A New York money manager claims Coca-Cola's proposed stock rewards for management are too sweet—so excessively generous at $24 billion, he says, that shareholders ought to vote them down at Coke's annual meeting in April.
Money manager David Winter, himself a Coke shareholder and founder of Wintergreen Advisers, issued a letter to fellow shareholders that called the proposed rewards "an unnecessarily large transfer of wealth…to members of the Company's management team. We can find no reasonable basis for gifting management 14.2 percent of the share capital of Coca-Cola, worth $24 billion at today's share price."
No matter how well management might perform in future, Winter argues in his letter, "It is unfathomable that they would require such astronomical sums of money to provide motivation." The compensation proposal, he says, "appears to place the economic well-being of management far ahead of the interests of the Company's shareholders."
Winters has sent a letter to Warren Buffett, chairman of Berkshire Hathaway, expressing these same concerns. Berkshire holds a little over 9 percent of Coke's stock. The letter points out Buffett as a long-time crusader against excessive management compensation and as a champion of shareholder value. It urges him to oppose the proposed plan.
Buffett has not yet responded. Coke, however, has.
Coke, in a statement, argues that the proposed rewards are not a given. They are contingent on management's meeting specific business goals and financial targets. If management doesn't perform—if they don't deliver for shareholders--they don't get rewarded.
Second, says Coke, its ongoing stock-buyback program will more than offset any potential dilution caused by the issuance of shares to management.
Third, says Coke, the proposed rewards would not go to senior executives only but to a larger group of employees, whom it will help to retain and motivate.
Under Coke's previous rewards plan, 4,600 managers were eligible to receive stock rewards. Under the proposed plan, 6,400 would be eligible.

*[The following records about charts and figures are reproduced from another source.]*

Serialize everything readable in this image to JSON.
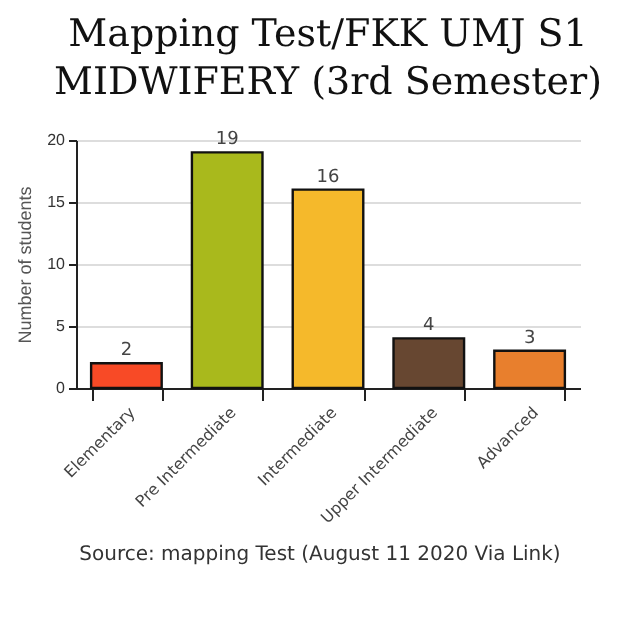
{
  "chart_data": {
    "type": "bar",
    "title": "Mapping Test/FKK UMJ S1 MIDWIFERY (3rd Semester)",
    "ylabel": "Number of students",
    "categories": [
      "Elementary",
      "Pre Intermediate",
      "Intermediate",
      "Upper Intermediate",
      "Advanced"
    ],
    "values": [
      2,
      19,
      16,
      4,
      3
    ],
    "colors": [
      "#f84a26",
      "#a9b91c",
      "#f5b92b",
      "#674731",
      "#e87f2d"
    ],
    "ylim": [
      0,
      20
    ],
    "yticks": [
      0,
      5,
      10,
      15,
      20
    ],
    "grid": "y",
    "data_labels": true,
    "annotations": [
      "Source: mapping Test (August 11 2020 Via Link)"
    ]
  }
}
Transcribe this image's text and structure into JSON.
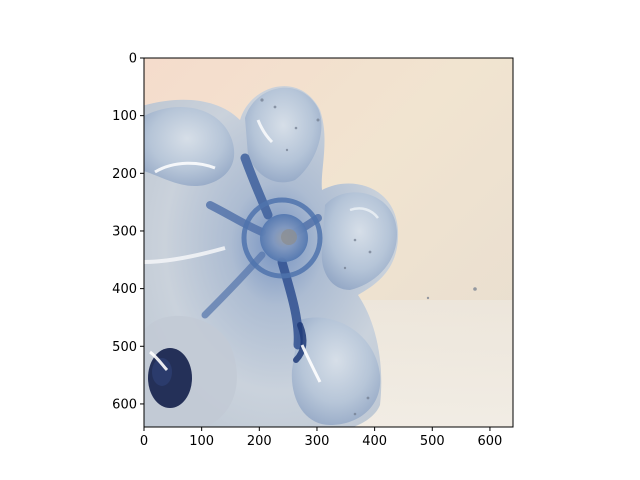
{
  "image_display": {
    "subject": "clear-blue-plastic-bottle-base",
    "colors": {
      "background_wall": "#efe2cf",
      "plastic_light": "#c9d4e0",
      "plastic_mid": "#8fa7c6",
      "plastic_dark": "#3d5f9c",
      "shadow_navy": "#1b2751",
      "axis": "#000000"
    }
  },
  "axes": {
    "x_ticks": [
      "0",
      "100",
      "200",
      "300",
      "400",
      "500",
      "600"
    ],
    "y_ticks": [
      "0",
      "100",
      "200",
      "300",
      "400",
      "500",
      "600"
    ],
    "x_range": [
      0,
      640
    ],
    "y_range": [
      640,
      0
    ]
  }
}
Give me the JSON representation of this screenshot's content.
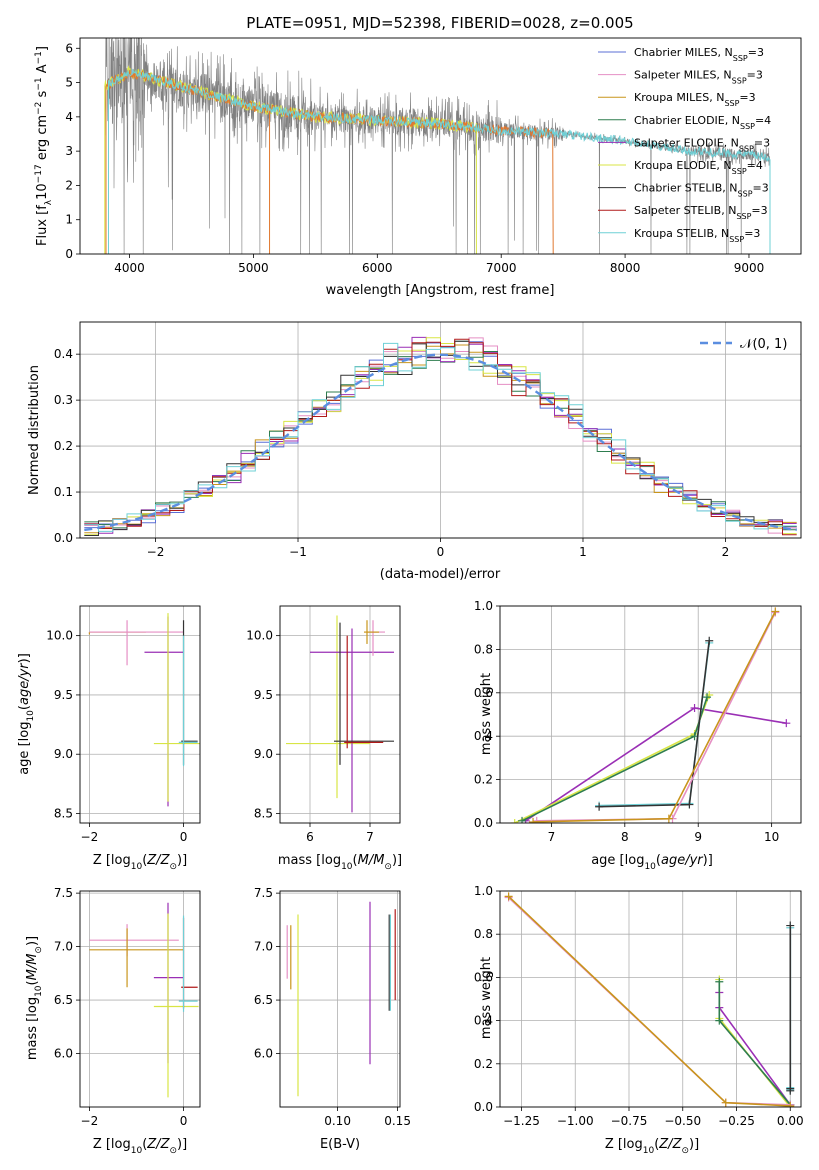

Coke's board, says the company', stands behind the plan and believes its performance metrics will link the interests of Coke employees to those of shareholders. (On the board sits Howard Buffett, Warren's son.)
ABC News asked Winters for his response. "We stand by what we said," he says. "The 14.2 percent dilution is Coke's own number, from page 86 its own proxy. We believe that's too much. It's a tough headwind [for the stock] to overcome."
As for the rewards being broadly distributed, Winters notes the company has 151,000 employees. In that context, he says, the 6,400 managers eligible for rewards constitute a golden minority. "If you divide up the dollars, they stand to get, on average, about $2 million each."
Coke's revenue growth worldwide for 2013 was 3 percent. Are there 6,400 managers in a 100-year old company with flat sales who deserve a $2 million reward? He thinks not.